In contrast to the most common approach to Massive MIMO (multiple input, multiple output) in use today, the innovative dual-polarized beamforming technique developed at Ericsson offers the important advantage of creating broad radiation patterns, while avoiding the underutilization of power resources.

Massive MIMO is a key 5G technology that is used in most mid-band time-division duplex (TDD) deployments to achieve better coverage, higher user bitrates and increased network capacity [1].

With Massive MIMO, throughput and network capacity can be increased by enabling user-specific beamforming of the data channel, forming narrow beams with high antenna gain pointed at a certain user. Cell-specific transmission is still needed for broadcast and control signaling, however. A common approach to achieve this is to utilize Synchronization Signal Block (SSB) sweeping, wherein multiple narrow beams carrying control information are transmitted in sequence over the intended cell area. The downside of this approach is that it leads to additional overhead, resulting in lower capacity and peak rate. Ericsson offers an alternative approach that enables an efficient realization of cell-specific transmission through the construction of a single broad SSB beam for Massive MIMO.

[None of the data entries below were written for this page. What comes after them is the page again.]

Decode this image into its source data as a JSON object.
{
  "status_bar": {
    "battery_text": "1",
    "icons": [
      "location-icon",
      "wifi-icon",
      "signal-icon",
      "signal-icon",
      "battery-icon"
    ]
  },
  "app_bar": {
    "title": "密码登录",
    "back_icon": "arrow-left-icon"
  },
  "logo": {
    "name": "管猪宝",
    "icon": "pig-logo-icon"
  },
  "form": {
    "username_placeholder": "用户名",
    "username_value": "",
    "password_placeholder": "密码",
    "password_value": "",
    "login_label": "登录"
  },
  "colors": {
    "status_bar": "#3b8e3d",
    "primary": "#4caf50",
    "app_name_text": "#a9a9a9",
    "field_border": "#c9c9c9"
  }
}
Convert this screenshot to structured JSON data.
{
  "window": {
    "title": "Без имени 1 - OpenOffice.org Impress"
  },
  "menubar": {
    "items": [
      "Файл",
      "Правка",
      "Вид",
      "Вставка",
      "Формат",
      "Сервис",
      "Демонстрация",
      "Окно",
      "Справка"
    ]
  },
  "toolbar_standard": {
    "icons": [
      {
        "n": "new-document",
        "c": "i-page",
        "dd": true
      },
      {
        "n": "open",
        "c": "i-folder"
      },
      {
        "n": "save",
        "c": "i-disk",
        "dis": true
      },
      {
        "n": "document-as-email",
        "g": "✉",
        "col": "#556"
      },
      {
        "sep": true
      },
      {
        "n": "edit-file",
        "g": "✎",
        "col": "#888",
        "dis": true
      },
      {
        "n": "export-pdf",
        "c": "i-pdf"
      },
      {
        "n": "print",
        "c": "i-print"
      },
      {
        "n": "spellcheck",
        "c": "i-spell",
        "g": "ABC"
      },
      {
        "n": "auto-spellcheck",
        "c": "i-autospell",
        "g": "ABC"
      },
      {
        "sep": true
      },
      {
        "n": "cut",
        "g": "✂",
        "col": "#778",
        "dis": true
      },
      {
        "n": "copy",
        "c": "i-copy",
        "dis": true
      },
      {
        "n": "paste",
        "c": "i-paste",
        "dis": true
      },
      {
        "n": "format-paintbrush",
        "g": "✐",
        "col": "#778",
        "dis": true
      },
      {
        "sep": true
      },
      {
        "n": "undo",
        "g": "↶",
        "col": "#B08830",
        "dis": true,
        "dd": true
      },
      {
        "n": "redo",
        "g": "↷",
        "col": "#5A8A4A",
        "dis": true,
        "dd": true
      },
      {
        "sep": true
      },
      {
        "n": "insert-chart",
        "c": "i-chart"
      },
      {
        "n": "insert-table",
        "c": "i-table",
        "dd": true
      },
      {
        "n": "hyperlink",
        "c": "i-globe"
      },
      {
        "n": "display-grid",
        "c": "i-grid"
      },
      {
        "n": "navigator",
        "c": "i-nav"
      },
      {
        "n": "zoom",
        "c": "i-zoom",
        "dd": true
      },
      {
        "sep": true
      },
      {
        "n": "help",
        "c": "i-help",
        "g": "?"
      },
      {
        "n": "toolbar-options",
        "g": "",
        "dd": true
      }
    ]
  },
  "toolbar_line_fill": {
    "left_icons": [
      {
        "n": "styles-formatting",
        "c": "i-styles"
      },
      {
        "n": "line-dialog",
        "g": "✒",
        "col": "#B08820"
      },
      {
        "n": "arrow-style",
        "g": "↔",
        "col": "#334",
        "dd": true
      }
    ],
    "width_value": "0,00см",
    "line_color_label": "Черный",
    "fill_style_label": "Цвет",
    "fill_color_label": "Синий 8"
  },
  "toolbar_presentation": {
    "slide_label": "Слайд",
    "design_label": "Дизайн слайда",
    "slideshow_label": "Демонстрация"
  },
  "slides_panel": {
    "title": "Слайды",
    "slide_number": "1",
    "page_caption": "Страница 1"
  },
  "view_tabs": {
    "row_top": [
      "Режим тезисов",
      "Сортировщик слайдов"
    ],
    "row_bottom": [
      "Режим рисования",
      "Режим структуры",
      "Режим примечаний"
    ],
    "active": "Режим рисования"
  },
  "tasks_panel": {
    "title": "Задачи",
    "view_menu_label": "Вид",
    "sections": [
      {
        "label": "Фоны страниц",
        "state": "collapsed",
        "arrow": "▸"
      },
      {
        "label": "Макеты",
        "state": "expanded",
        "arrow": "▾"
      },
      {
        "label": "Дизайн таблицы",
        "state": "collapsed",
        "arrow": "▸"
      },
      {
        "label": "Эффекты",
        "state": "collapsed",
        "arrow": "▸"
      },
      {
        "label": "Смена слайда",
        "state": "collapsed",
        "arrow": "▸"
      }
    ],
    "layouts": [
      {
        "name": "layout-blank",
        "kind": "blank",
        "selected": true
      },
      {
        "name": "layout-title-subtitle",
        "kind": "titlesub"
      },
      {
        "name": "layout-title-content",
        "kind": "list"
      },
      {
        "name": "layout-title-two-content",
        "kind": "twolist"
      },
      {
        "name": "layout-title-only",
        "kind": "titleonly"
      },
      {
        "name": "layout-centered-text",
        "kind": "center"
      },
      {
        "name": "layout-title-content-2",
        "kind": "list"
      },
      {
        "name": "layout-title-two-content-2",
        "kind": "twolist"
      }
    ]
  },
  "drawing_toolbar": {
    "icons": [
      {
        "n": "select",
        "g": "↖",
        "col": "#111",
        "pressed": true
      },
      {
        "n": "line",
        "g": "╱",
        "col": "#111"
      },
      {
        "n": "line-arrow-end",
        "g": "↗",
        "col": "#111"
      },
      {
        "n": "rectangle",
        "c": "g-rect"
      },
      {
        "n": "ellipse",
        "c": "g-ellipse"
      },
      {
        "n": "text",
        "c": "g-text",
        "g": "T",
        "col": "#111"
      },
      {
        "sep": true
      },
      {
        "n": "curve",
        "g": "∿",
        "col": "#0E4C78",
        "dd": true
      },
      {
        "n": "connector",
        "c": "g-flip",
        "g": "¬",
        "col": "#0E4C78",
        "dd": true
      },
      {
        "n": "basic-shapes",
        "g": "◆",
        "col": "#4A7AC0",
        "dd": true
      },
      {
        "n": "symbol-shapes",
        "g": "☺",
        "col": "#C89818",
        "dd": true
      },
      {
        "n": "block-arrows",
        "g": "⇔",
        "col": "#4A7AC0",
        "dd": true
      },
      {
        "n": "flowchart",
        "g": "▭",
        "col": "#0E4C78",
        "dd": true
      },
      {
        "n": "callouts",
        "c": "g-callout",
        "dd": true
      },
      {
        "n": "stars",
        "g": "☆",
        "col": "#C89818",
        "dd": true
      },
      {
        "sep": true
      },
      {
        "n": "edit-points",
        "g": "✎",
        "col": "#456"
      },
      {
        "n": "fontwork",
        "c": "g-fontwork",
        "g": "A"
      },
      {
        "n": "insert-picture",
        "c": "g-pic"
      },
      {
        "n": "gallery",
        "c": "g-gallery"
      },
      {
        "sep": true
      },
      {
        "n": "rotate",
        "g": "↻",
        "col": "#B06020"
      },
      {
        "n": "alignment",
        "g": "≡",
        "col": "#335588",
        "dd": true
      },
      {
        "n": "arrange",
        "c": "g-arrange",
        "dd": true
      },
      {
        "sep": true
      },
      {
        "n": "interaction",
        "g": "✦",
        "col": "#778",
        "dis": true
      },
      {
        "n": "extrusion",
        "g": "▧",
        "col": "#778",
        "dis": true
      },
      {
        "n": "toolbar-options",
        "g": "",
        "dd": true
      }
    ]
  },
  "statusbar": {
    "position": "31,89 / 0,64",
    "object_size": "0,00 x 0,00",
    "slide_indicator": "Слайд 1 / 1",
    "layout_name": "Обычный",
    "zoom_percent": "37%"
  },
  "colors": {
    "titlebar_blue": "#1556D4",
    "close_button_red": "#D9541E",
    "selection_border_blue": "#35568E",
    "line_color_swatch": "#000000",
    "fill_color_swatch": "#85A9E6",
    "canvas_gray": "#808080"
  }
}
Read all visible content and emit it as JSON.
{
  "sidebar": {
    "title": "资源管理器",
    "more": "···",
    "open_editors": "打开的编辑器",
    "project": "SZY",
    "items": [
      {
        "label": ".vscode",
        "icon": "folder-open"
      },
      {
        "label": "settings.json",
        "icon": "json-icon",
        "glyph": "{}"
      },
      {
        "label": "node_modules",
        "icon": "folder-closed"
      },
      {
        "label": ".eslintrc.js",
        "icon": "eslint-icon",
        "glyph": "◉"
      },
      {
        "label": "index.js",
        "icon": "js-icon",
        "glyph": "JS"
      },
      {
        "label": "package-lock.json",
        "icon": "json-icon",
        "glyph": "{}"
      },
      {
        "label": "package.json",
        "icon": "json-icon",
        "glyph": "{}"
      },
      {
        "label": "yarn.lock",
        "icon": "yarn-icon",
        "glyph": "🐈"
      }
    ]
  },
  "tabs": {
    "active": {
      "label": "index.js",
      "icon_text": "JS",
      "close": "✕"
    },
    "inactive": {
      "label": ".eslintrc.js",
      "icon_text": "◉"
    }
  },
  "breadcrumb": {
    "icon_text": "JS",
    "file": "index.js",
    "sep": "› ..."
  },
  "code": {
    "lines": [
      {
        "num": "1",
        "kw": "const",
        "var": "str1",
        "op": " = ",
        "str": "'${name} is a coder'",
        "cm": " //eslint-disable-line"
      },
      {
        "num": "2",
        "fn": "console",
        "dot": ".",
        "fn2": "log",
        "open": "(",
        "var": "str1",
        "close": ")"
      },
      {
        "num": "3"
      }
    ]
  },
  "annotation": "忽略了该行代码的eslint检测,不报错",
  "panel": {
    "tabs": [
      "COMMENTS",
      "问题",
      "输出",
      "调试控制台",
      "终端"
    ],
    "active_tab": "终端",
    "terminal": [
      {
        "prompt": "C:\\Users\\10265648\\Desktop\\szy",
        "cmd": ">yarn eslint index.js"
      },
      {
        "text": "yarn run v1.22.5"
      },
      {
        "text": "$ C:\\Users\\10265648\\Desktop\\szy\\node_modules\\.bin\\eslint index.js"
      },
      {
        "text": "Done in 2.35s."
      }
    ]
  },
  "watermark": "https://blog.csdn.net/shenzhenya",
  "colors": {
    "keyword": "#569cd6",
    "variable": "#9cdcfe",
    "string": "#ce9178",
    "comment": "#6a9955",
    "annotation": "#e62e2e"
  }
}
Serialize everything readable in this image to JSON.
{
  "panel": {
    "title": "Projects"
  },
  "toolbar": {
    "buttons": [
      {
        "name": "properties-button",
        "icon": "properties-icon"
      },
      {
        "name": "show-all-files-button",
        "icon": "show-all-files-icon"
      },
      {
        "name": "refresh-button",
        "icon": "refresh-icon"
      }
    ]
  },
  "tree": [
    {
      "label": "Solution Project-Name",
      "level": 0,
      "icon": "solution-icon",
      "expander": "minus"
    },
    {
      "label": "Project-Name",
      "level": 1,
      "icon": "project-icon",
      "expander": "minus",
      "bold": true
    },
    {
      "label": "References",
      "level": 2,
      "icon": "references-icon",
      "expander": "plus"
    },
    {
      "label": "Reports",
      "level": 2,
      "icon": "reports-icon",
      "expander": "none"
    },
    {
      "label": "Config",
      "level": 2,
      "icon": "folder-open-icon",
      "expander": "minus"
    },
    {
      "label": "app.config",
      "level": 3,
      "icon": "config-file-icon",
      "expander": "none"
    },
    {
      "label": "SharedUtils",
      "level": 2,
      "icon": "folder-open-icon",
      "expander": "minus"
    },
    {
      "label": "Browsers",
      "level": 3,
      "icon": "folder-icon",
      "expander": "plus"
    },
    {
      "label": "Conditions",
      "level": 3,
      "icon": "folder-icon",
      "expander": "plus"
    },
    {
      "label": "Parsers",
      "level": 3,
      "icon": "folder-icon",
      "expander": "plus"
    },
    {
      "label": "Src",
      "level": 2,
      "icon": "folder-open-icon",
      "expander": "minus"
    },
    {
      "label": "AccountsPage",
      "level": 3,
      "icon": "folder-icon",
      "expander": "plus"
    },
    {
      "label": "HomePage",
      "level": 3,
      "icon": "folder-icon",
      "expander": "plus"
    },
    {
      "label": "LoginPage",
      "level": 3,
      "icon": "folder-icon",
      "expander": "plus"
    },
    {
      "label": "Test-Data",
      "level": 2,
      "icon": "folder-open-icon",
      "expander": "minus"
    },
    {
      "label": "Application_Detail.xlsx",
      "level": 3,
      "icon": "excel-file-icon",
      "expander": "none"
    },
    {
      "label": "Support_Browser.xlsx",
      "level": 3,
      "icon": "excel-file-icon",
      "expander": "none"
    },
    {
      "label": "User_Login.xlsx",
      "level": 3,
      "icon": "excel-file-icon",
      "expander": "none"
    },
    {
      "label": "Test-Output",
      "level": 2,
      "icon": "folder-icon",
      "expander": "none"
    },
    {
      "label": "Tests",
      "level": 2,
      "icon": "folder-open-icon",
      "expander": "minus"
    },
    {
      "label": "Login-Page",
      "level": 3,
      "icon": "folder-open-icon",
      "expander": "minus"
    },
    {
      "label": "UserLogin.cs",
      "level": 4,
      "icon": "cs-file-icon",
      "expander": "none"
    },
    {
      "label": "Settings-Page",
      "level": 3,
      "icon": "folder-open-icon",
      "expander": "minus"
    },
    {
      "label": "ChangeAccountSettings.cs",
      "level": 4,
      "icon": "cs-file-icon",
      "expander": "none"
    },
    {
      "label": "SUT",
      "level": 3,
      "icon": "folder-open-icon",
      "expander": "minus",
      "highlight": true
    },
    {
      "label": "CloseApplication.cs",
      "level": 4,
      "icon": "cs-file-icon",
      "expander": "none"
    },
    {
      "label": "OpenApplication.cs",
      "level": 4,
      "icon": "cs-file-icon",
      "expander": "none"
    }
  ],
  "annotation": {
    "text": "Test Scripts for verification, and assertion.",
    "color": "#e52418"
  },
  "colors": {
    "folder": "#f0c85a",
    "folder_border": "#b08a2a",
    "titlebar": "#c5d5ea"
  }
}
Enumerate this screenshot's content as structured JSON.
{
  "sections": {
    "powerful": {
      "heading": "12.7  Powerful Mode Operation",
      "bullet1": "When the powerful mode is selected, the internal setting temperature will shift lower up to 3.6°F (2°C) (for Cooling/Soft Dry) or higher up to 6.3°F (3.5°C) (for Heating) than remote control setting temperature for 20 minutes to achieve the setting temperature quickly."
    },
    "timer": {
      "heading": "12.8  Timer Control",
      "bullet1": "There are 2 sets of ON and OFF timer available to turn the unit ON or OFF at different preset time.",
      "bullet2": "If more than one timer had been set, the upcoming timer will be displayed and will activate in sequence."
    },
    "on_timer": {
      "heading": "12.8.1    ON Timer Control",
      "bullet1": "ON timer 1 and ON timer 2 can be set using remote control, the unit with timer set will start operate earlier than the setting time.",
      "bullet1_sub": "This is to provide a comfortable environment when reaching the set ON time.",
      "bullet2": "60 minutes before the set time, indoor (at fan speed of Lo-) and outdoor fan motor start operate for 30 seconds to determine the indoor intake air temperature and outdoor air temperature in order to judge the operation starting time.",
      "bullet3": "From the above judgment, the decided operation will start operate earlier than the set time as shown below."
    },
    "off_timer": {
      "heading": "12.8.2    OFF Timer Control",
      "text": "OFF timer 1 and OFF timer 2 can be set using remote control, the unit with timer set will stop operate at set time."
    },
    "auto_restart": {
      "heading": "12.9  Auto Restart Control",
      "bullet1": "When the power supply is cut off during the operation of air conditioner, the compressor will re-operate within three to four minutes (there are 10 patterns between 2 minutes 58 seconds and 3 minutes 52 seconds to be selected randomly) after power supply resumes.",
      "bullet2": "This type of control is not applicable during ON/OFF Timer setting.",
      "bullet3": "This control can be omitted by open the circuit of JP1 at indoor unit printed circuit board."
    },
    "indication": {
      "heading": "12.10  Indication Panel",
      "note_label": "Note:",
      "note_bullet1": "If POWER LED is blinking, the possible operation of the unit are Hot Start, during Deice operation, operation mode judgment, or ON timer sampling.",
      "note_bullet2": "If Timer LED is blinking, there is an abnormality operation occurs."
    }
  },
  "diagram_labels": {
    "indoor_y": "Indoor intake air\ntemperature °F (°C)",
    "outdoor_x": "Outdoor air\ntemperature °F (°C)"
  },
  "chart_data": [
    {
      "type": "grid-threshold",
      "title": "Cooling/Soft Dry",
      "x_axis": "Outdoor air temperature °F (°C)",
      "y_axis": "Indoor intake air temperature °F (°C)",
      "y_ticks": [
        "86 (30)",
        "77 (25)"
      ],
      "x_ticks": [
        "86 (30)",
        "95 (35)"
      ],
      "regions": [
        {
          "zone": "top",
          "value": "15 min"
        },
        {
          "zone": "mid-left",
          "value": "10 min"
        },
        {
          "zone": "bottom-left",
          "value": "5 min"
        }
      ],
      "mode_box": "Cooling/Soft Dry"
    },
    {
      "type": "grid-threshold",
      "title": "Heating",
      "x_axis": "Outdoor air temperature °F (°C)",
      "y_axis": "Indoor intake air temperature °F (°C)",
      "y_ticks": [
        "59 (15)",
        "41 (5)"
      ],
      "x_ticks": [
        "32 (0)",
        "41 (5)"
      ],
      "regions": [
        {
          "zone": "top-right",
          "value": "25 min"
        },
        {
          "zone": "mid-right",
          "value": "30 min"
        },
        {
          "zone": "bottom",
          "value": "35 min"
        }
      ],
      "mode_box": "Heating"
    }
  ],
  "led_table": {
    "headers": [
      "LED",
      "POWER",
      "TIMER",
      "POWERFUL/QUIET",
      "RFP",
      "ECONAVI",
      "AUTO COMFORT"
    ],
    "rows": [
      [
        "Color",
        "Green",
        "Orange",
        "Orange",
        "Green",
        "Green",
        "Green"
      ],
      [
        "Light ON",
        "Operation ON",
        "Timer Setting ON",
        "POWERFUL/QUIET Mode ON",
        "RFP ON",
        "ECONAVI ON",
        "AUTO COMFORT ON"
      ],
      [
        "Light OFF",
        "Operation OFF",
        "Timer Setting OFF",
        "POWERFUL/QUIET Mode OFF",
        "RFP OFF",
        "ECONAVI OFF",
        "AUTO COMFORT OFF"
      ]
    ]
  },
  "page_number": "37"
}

Ericsson’s dual-polarized beamforming (DPBF) technique – also known as array-size invariant beamforming [2,3] – is already widely used in Ericsson radios for various purposes, including creating broad SSB beams. The technique is applicable to both single-SSB and multi-SSB scenarios, and it provides the ability to design radiation patterns to match nearly any cell shapes of interest.

Beamforming basics

To use spectrum as effectively as possible in 5G mid-band TDD deployments, most communication service providers (CSPs) install Massive MIMO radios at the base stations (BSs). A Massive MIMO antenna array provides the BS with beamforming capabilities, which are realized by forming a radiation pattern that amplifies power in certain directions, while muting it in others. This is achieved by applying complex-valued beamforming weights to the radiating elements of the antenna array that define how their individual radiation patterns are combined in the far-field region. As Figure  1 illustrates, the radiation pattern of an antenna array incorporates two effects: the radiation pattern of a single antenna element, and the so-called array factor due to the superposition of the radiated electric fields of all the array elements. The radiation pattern of an array is a product of both the element pattern and the array factor.

Figure 1: Pattern multiplication property

Figure 1: Pattern multiplication property

A popular choice of the beamforming weights is based on discrete Fourier transform (DFT) vectors that ensure narrow beams with maximum possible array gain. In this way, the BS can direct the transmitted energy toward a user mobile terminal (user equipment (UE)), which can increase the received dedicated signal power at the latter and consequently improve its data rate. The larger the antenna array at a BS, the narrower its radiation pattern can become, and the larger the gain of such user-specific beamforming. Corresponding beams are often referred to as traffic beams (or user data beams) and they are essential for transmitting data.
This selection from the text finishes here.